A los pocos instantes, la camarera regresaba con una botella marrón cubierta de polvo que Caramon reconoció como el envase habitual de las bebidas alcohólicas destiladas. Yost escanció un vaso para sí y otro para el guerrero. Raistlin declinó la invitación.
—¿Te apetece un poco? —preguntó Yost al kender—. Te pondrá los pelos de punta.
—¿En serio? —Earwig dirigió al brebaje una mirada dubitativa mientras su mano acariciaba el copete de cabello que era su más preciada posesión—. Eh..., no, creo que no. Me gusta mi cabello tal como es.
El posadero volvió la atención a los hermanos.
—Tanto en Mereklar como en la comarca que circunda la ciudad existe la creencia de que, algún día, nuestros gatos salvarán al mundo.
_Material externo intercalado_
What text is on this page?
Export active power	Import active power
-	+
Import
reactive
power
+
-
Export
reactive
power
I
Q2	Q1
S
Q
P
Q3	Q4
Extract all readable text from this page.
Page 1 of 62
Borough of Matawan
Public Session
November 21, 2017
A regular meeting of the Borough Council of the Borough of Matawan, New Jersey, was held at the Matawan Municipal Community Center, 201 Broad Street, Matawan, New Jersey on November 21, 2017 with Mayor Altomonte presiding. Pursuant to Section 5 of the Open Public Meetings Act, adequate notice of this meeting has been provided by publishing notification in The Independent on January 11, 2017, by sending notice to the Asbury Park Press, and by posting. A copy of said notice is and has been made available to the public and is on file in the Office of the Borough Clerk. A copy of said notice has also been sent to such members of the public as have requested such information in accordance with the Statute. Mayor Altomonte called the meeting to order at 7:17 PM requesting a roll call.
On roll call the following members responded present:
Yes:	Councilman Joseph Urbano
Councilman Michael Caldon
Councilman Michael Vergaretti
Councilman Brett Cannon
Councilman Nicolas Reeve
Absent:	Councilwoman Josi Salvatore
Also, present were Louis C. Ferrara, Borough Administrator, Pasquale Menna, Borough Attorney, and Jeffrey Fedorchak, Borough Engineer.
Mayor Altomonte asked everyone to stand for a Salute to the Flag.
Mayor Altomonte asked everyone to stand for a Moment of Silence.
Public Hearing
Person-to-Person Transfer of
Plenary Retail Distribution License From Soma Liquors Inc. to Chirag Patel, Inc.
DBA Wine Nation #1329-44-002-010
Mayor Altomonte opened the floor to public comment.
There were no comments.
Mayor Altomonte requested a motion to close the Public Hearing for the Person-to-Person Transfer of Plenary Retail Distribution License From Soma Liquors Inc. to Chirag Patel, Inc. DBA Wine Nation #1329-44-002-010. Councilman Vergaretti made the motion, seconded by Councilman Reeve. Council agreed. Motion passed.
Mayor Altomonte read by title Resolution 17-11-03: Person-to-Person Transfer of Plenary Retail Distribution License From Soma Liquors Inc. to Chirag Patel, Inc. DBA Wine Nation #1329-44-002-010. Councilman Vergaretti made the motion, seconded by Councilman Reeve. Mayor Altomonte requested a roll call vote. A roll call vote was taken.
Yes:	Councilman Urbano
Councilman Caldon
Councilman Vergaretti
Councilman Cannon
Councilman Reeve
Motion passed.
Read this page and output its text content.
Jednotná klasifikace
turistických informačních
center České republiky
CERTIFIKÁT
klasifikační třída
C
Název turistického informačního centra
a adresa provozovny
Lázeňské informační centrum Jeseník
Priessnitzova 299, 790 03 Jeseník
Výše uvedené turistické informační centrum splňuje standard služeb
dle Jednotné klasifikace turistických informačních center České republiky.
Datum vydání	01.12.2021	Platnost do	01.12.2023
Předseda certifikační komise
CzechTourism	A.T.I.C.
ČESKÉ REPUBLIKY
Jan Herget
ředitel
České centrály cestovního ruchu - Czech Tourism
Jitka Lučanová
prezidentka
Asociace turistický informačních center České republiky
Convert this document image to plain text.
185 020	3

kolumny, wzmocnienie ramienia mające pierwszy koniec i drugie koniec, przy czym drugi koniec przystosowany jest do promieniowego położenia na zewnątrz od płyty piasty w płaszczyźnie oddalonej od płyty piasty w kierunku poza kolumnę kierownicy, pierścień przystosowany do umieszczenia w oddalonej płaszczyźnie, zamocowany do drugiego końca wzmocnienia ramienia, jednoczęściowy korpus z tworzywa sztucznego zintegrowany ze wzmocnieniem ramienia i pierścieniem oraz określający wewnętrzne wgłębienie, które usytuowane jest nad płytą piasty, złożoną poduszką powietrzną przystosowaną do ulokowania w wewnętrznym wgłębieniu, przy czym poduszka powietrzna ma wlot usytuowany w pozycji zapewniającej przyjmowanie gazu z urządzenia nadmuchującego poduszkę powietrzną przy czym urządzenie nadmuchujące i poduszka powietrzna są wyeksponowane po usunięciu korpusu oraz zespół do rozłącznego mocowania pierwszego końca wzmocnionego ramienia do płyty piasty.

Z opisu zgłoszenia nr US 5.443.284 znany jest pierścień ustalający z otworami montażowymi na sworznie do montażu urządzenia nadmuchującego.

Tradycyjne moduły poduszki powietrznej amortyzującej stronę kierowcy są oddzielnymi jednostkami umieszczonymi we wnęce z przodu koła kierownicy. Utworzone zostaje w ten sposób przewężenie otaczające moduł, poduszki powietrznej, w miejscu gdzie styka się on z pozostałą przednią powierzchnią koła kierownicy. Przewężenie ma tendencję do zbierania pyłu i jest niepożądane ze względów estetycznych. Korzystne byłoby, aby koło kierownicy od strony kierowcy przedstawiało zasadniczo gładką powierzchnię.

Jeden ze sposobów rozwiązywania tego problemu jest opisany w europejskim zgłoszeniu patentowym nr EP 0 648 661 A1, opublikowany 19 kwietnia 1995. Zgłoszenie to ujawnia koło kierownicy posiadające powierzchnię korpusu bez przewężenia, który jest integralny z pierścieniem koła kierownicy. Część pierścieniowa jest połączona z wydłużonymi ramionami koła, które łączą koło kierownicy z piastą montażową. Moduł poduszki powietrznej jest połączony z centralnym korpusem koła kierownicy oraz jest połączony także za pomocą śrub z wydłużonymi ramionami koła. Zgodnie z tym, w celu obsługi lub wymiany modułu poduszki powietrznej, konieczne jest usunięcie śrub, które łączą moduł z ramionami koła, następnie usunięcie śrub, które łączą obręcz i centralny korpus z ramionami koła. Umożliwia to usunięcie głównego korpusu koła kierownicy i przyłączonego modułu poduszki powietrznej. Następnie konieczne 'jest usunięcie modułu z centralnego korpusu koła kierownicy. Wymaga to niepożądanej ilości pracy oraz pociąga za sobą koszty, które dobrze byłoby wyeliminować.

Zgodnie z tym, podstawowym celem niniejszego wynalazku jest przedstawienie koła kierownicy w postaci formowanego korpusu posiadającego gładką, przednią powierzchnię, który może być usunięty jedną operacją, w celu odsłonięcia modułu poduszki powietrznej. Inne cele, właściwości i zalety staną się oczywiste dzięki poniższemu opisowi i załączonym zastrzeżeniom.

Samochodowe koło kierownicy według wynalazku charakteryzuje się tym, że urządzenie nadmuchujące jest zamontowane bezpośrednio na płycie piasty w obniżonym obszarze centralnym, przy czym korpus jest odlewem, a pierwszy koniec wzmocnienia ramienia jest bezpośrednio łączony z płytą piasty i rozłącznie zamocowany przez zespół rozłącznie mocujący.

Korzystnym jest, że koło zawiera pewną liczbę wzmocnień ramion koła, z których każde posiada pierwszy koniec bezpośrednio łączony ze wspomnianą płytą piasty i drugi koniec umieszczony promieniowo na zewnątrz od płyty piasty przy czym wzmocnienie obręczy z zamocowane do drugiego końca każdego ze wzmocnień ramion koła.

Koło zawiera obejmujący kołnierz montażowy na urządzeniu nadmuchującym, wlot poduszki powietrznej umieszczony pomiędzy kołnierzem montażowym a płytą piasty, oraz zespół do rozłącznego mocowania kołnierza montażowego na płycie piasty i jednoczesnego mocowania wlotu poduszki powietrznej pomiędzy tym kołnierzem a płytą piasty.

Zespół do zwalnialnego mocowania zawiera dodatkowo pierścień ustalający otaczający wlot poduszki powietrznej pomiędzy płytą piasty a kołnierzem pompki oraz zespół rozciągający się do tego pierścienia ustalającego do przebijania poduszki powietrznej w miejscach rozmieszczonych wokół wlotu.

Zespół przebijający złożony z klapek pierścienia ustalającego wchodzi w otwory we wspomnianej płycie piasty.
Caramon olió la bebida que le sirvieron y tomó un pequeño sorbo con evidente recelo. En principio, el sabor le hizo torcer el gesto, pero acto seguido abrió los ojos de par en par, encantado con la placentera sensación de calor que lo invadía conforme tragaba el ardiente licor. Soltó un eructo y luego se echó al coleto un buen trago.
—¿Cómo lo harán? —preguntó Raistlin al posadero, aunque miraba a su hermano con el entrecejo fruncido.
—No se sabe con certeza, pero estamos convencidos de que sucederá. Es el legado de nuestros antepasados y en él se funda nuestra comunidad. —Yost paladeó la bebida unos instantes y después se la tragó—. Por esa razón los gatos siempre son bienvenidos en cualquier hogar de Mereklar. Va contra la ley lastimarlos; es un delito castigado con pena de muerte. Nunca se ha dado el caso, puesto que a nadie se le ocurriría hacerles daño. —El posadero miró en derredor con expresión triste—. Yo mismo tenía unos treinta. Deambulaban de aquí para allá, se te subían al hombro, se acurrucaban en tu regazo... Los mejores bocados de cada plato se elegían para ellos. El rumor de sus ronroneos era sedante, infundía tranquilidad. Y ahora..., se han marchado —concluyó con un movimiento de la cabeza.
—¿Nadie sabe dónde están? —porfió el mago.